Strategic planning requires much integrated effort and time with key members of the Board of Trustees, senior administration and senior caregiver leadership to determine the feasible aims to best serve their community. The subsequent tactical planning is needed by responsible caregiver leadership to develop and ensure the plans are modified as needed and carried to conclusion. Hospitals and physician organizations of all types must partner to provide the care required by the patient community they serve.
As medical research and care develop, more care is provided in outpatient settings; less invasive, higher quality, better results, less complications, higher patient satisfaction, and less costly. This requires strategic planning responsible for each community’s needs. Also required is continuous tactical planning and its systems that respond to a changing environment eg. patient needs, supply issues, and staffing concerns. In-patient hospital care will require less beds; however, acuity and the needs of each patient’s care will be more complex and require more specialization but also more efficiently provided.
Like lawyers, teachers, clergy and we caregivers are professionals We are to provide for the needs of our communities. This is a time of change but most importantly a time of great progress. If we can adapt to best serve our communities, all will benefit.

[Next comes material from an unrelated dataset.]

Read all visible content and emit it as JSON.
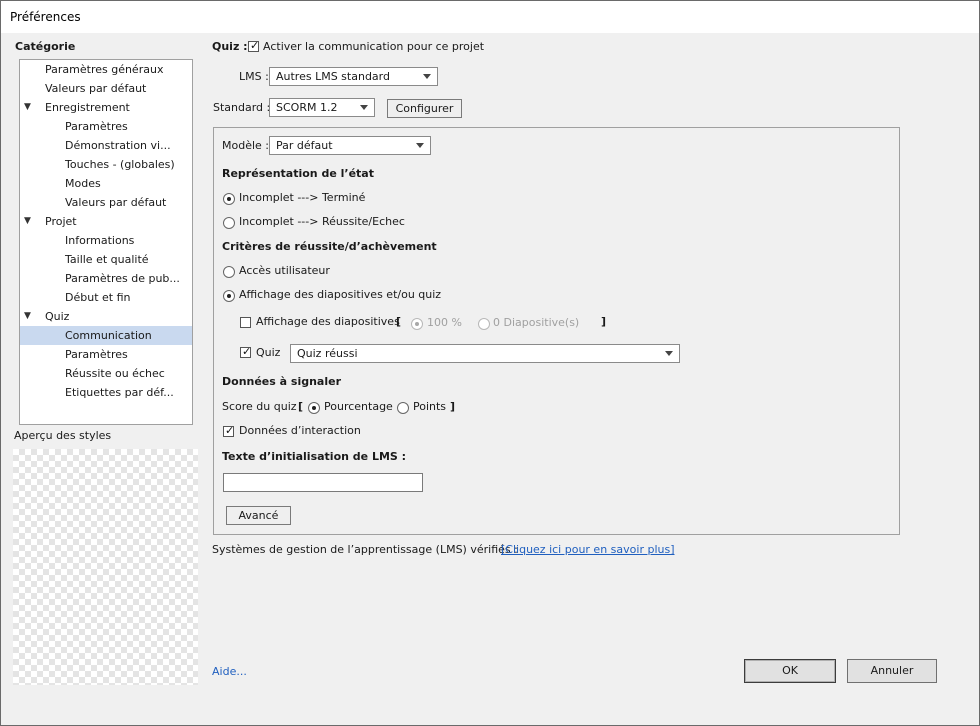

LoAnn Vande Leest. Executive Director at Orthopaedic Associates of Wisconsin (Pewaukee): With the mantra of “work smarter, not harder” in mind, I’d say our biggest shift is in bundled agreements. These provide one upfront price for all costs on the day of surgery. These still go through intermediaries for referral to us and claim processing — but it opens us up to a bigger population of patients who are being steered by their employer, both large and small, to the best priced care. In preparation for this, now and going forward, we are acutely aware of our costs for staffing, supplies and implants, and know how each affects the bottom line.

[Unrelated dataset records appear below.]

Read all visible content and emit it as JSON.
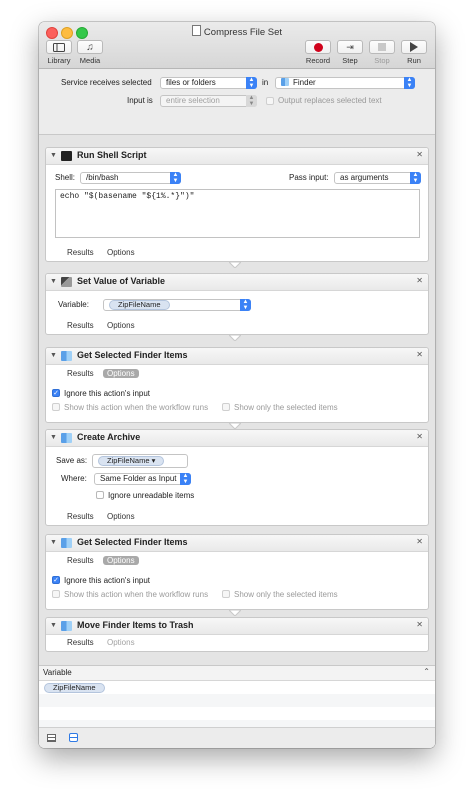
{
  "window": {
    "title": "Compress File Set"
  },
  "toolbar": {
    "library_label": "Library",
    "media_label": "Media",
    "record_label": "Record",
    "step_label": "Step",
    "stop_label": "Stop",
    "run_label": "Run"
  },
  "service": {
    "receives_label": "Service receives selected",
    "receives_value": "files or folders",
    "in_label": "in",
    "app_value": "Finder",
    "input_is_label": "Input is",
    "input_is_value": "entire selection",
    "replace_label": "Output replaces selected text"
  },
  "actions": {
    "shell": {
      "title": "Run Shell Script",
      "shell_label": "Shell:",
      "shell_value": "/bin/bash",
      "pass_label": "Pass input:",
      "pass_value": "as arguments",
      "script": "echo \"$(basename \"${1%.*}\")\"",
      "results": "Results",
      "options": "Options"
    },
    "setvar": {
      "title": "Set Value of Variable",
      "variable_label": "Variable:",
      "variable_value": "ZipFileName",
      "results": "Results",
      "options": "Options"
    },
    "getitems1": {
      "title": "Get Selected Finder Items",
      "results": "Results",
      "options": "Options",
      "ignore_label": "Ignore this action's input",
      "show_label": "Show this action when the workflow runs",
      "only_label": "Show only the selected items"
    },
    "archive": {
      "title": "Create Archive",
      "save_as_label": "Save as:",
      "save_as_value": "ZipFileName",
      "where_label": "Where:",
      "where_value": "Same Folder as Input",
      "ignore_unreadable_label": "Ignore unreadable items",
      "results": "Results",
      "options": "Options"
    },
    "getitems2": {
      "title": "Get Selected Finder Items",
      "results": "Results",
      "options": "Options",
      "ignore_label": "Ignore this action's input",
      "show_label": "Show this action when the workflow runs",
      "only_label": "Show only the selected items"
    },
    "trash": {
      "title": "Move Finder Items to Trash",
      "results": "Results",
      "options": "Options"
    }
  },
  "variables_panel": {
    "header": "Variable",
    "items": [
      "ZipFileName"
    ]
  },
  "colors": {
    "accent": "#3b82f6",
    "record": "#d0021b"
  }
}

Geogy Vennikandam. Chief Operating Officer of GI Partners of Illinois (Chicago): Over the past year, the biggest shift in our payer relationships has been a strategic pivot toward value-based care and proactive engagement with payers to align on outcomes that matter most to patients and employers alike. We’ve seen increased pressure on fee-for-service reimbursement and narrower networks, which has required us to be more data-driven and collaborative in how we demonstrate our clinical quality, efficiency, and cost containment.
In response, we’ve invested in infrastructure to improve care coordination, leverage data analytics for performance tracking, and standardize protocols across our growing network. We’re also building stronger direct lines of communication with payers, both locally and regionally, to jointly explore innovative reimbursement models, including episodic payments and shared savings arrangements.

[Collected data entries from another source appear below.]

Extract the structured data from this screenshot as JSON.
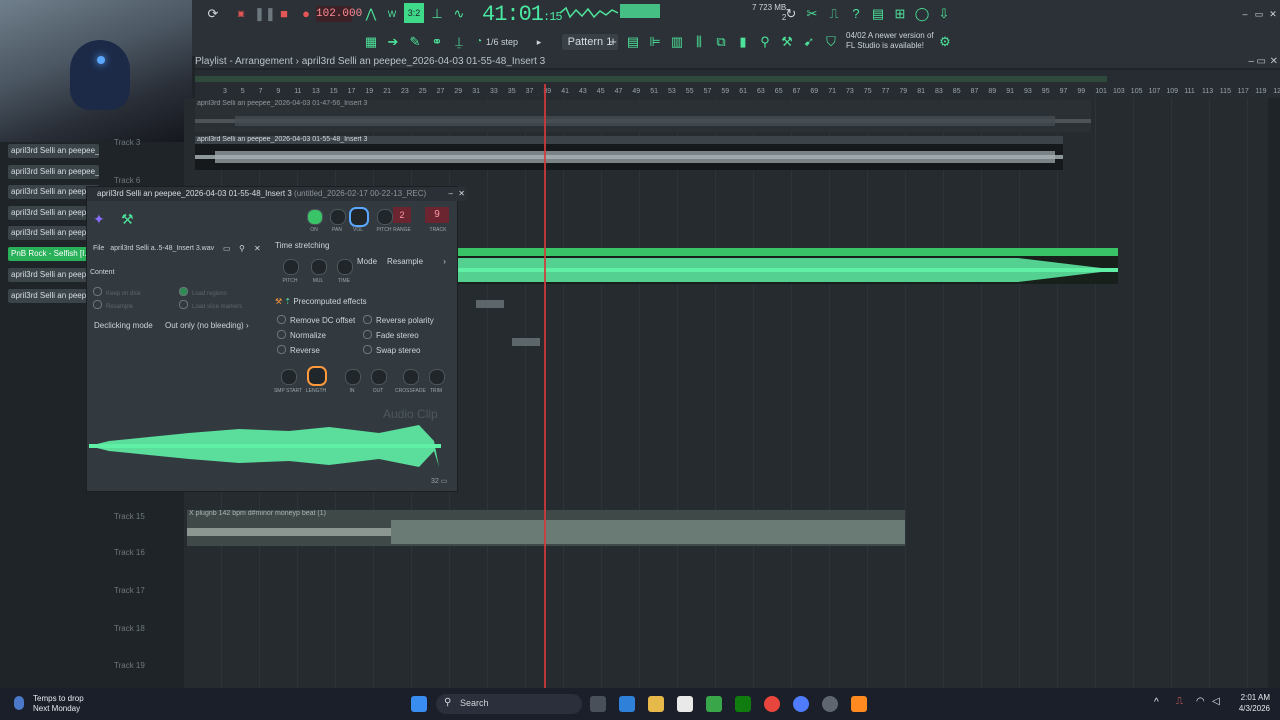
{
  "toolbar": {
    "tempo": "102.000",
    "time_main": "41:01",
    "time_sub": ":15",
    "snap": "1/6 step",
    "pattern": "Pattern 1",
    "memory": "723 MB",
    "cpu_line": "7",
    "voices": "2",
    "news_date": "04/02",
    "news_line1": "A newer version of",
    "news_line2": "FL Studio is available!"
  },
  "playlist": {
    "title_prefix": "Playlist - Arrangement",
    "title_sep": "›",
    "title_clip": "april3rd Selli an peepee_2026-04-03 01-55-48_Insert 3",
    "ruler": [
      "3",
      "5",
      "7",
      "9",
      "11",
      "13",
      "15",
      "17",
      "19",
      "21",
      "23",
      "25",
      "27",
      "29",
      "31",
      "33",
      "35",
      "37",
      "39",
      "41",
      "43",
      "45",
      "47",
      "49",
      "51",
      "53",
      "55",
      "57",
      "59",
      "61",
      "63",
      "65",
      "67",
      "69",
      "71",
      "73",
      "75",
      "77",
      "79",
      "81",
      "83",
      "85",
      "87",
      "89",
      "91",
      "93",
      "95",
      "97",
      "99",
      "101",
      "103",
      "105",
      "107",
      "109",
      "111",
      "113",
      "115",
      "117",
      "119",
      "121"
    ],
    "tracks": {
      "t3": "Track 3",
      "t6": "Track 6",
      "t15": "Track 15",
      "t16": "Track 16",
      "t17": "Track 17",
      "t18": "Track 18",
      "t19": "Track 19"
    },
    "clip1": "april3rd Selli an peepee_2026-04-03 01-47-56_Insert 3",
    "clip2": "april3rd Selli an peepee_2026-04-03 01-55-48_Insert 3",
    "clip_beat": "X plugnb 142 bpm d#minor moneyp beat (1)"
  },
  "picker": [
    "april3rd Selli an peepee_...",
    "april3rd Selli an peepee_...",
    "april3rd Selli an peepe",
    "april3rd Selli an peepe",
    "april3rd Selli an peepe",
    "PnB Rock - Selfish [I...",
    "april3rd Selli an peepe",
    "april3rd Selli an peepe"
  ],
  "channel_settings": {
    "title": "april3rd Selli an peepee_2026-04-03 01-55-48_Insert 3",
    "title_extra": "(untitled_2026-02-17 00-22-13_REC)",
    "knob_labels": [
      "ON",
      "PAN",
      "VOL",
      "PITCH",
      "RANGE",
      "TRACK"
    ],
    "range_value": "2",
    "track_value": "9",
    "file_label": "File",
    "file_name": "april3rd Selli a..5-48_Insert 3.wav",
    "content_label": "Content",
    "keep_on_disk": "Keep on disk",
    "resample": "Resample",
    "load_regions": "Load regions",
    "load_slice_markers": "Load slice markers",
    "declicking_label": "Declicking mode",
    "declicking_value": "Out only (no bleeding)",
    "time_stretching": "Time stretching",
    "mode_label": "Mode",
    "mode_value": "Resample",
    "ts_knobs": [
      "PITCH",
      "MUL",
      "TIME"
    ],
    "precomputed": "Precomputed effects",
    "remove_dc": "Remove DC offset",
    "normalize": "Normalize",
    "reverse": "Reverse",
    "reverse_polarity": "Reverse polarity",
    "fade_stereo": "Fade stereo",
    "swap_stereo": "Swap stereo",
    "fx_knobs": [
      "SMP START",
      "LENGTH",
      "IN",
      "OUT",
      "CROSSFADE",
      "TRIM"
    ],
    "audio_clip": "Audio Clip",
    "zoom": "32"
  },
  "taskbar": {
    "weather_line1": "Temps to drop",
    "weather_line2": "Next Monday",
    "search": "Search",
    "time": "2:01 AM",
    "date": "4/3/2026"
  },
  "colors": {
    "accent": "#4ee39a",
    "clip_green": "#5ff0a6",
    "playhead": "#d43a3a",
    "highlight": "#29b15a"
  }
}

Looking ahead, we’re preparing for continued consolidation and payer vertical integration by strengthening our scale and negotiating position — not just through size, but through demonstrable quality, operational consistency, and patient satisfaction. Our aim is to be a high-performing GI partner of choice for value-based contracts while remaining nimble and aligned with the evolving expectations of payers and employers alike.